한국일보

오늘 하루 이 창 열지 않음닫기

NK, US Seek Nuclear Freeze for Aid Trade-Off

2004-02-26 (목)
크게 작게
By Ryu Jin

Korea Times Correspondent

BEIJING - The United States and North Korea on Thursday discussed South Korea’s proposal to provide North Korea with energy assistance in return for a freeze on its nuclear programs.


Their bilateral meeting, the second in two days since the start of the second round of six-party talks here, came after the U.S. expressed support for Seoul’s mediation proposal.

``The U.S. and Japan expressed their support and understanding for the provision of energy for the North, once it starts a process to freeze its nuclear programs,’’ Lee Soo-hyuck, chief Seoul delegate to the six-nation parley, said in a briefing after the end of the second day of the six-party talks. Lee said that the freeze should lead to the dismantling of its nuclear programs in a complete, irreversible and verifiable manner.

Lee said that China and Russia made it clear they would join in with energy assistance.
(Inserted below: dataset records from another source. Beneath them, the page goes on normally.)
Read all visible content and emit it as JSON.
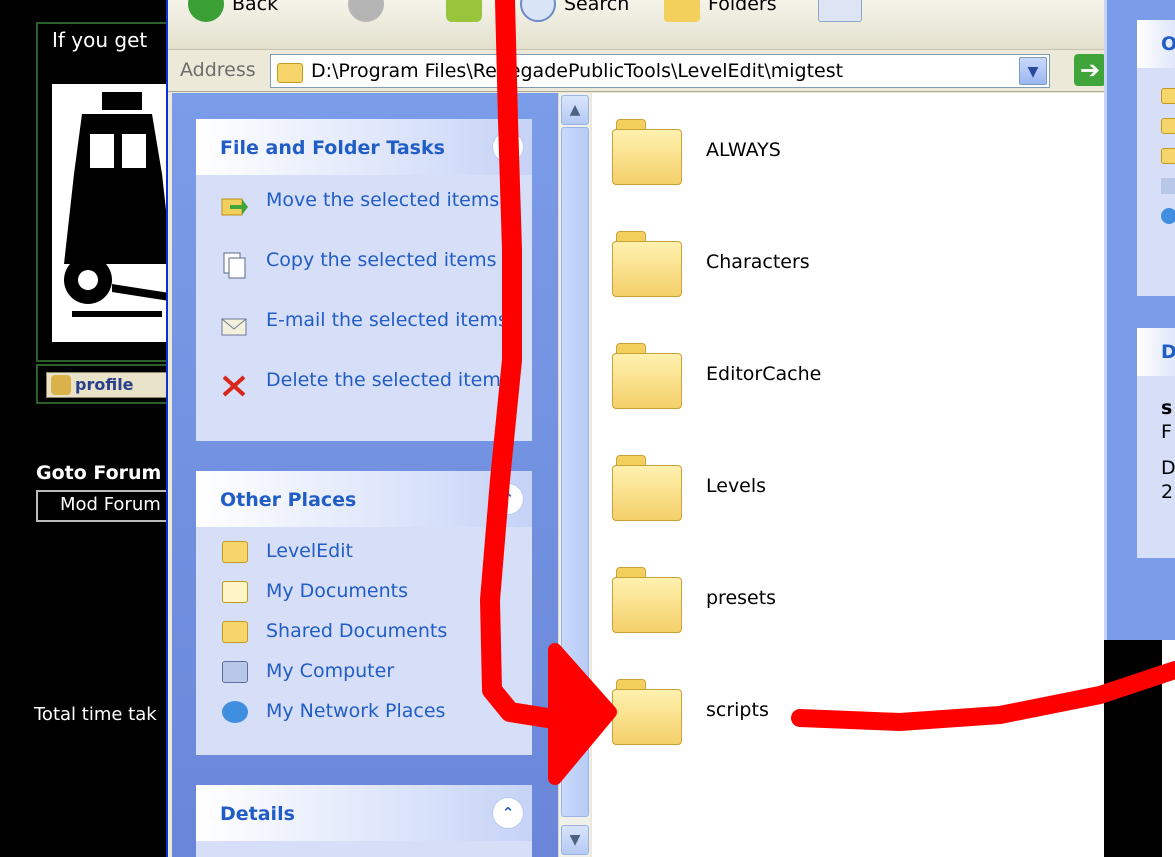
{
  "forum": {
    "image_caption": "If you get",
    "profile_label": "profile",
    "goto_label": "Goto Forum",
    "forum_select_value": "Mod Forum",
    "footer_text": "Total time tak"
  },
  "toolbar": {
    "back_label": "Back",
    "search_label": "Search",
    "folders_label": "Folders"
  },
  "address": {
    "label": "Address",
    "value": "D:\\Program Files\\RenegadePublicTools\\LevelEdit\\migtest"
  },
  "task_pane": {
    "file_tasks": {
      "title": "File and Folder Tasks",
      "items": [
        {
          "label": "Move the selected items",
          "icon": "move-icon"
        },
        {
          "label": "Copy the selected items",
          "icon": "copy-icon"
        },
        {
          "label": "E-mail the selected items",
          "icon": "email-icon"
        },
        {
          "label": "Delete the selected items",
          "icon": "delete-icon"
        }
      ]
    },
    "other_places": {
      "title": "Other Places",
      "items": [
        {
          "label": "LevelEdit",
          "icon": "folder-icon"
        },
        {
          "label": "My Documents",
          "icon": "my-documents-icon"
        },
        {
          "label": "Shared Documents",
          "icon": "folder-icon"
        },
        {
          "label": "My Computer",
          "icon": "my-computer-icon"
        },
        {
          "label": "My Network Places",
          "icon": "network-icon"
        }
      ]
    },
    "details": {
      "title": "Details"
    }
  },
  "files": [
    {
      "name": "ALWAYS"
    },
    {
      "name": "Characters"
    },
    {
      "name": "EditorCache"
    },
    {
      "name": "Levels"
    },
    {
      "name": "presets"
    },
    {
      "name": "scripts"
    }
  ],
  "right_pane": {
    "box1_head": "O",
    "box2_head": "D",
    "box2_lines": [
      "s",
      "F",
      "D",
      "2"
    ]
  },
  "colors": {
    "task_link": "#215dc6",
    "annotation": "#ff0000",
    "pane_bg": "#7b9ce8"
  }
}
North Korea, however, made no concrete comment on the proposal, Lee added. The North is suffering from a lack of energy supplies, putting top priority on the resumption of U.S. heavy fuel supplies suspended after the breakout of the nuclear crisis in late 2001. In Seoul, Unification Minister Jeong Se-hyun said that a degree of understanding was attained among the parties concerned about the resumption of fuel supplies but who would pay for it has yet to be fixed, once the U.S. and the North agree to dismantle the latter’s nuclear programs.

According to sources, the participating nations by and large agreed to discuss the North’s uranium enrichment program or HEU at a working-level meeting. In the leadup to the ongoing talks, the HEU program was seen developing into a key potential spoiler of the talks as the North denied it has any HEU program, while the U.S. said that Pyongyang does.

The six participants had an intense discussion in an attempt to find common ground during a plenary session as they embarked on work to draw up the joint statement.

Showing a united front, Seoul, Washington and Tokyo have persuaded Pyongyang to accept their calls for a joint statement in which it pledges to abandon its nuclear programs, sets a date for a third round of talks and agrees to a working group to continue contacts between regular rounds of talks.


Earlier in the day, the U.S. State Department issued a report that described the North as ``one of the world’s most inhumane regimes.’’ There were no signs that this negative statement was making any impact on the six-party talks

The North Korean nuclear standoff began in October 2002 when U.S. officials claimed that the North admitted to having a clandestine nuclear weapons development program in violation of the 1994 U.S.-North Korean Agreed Framework.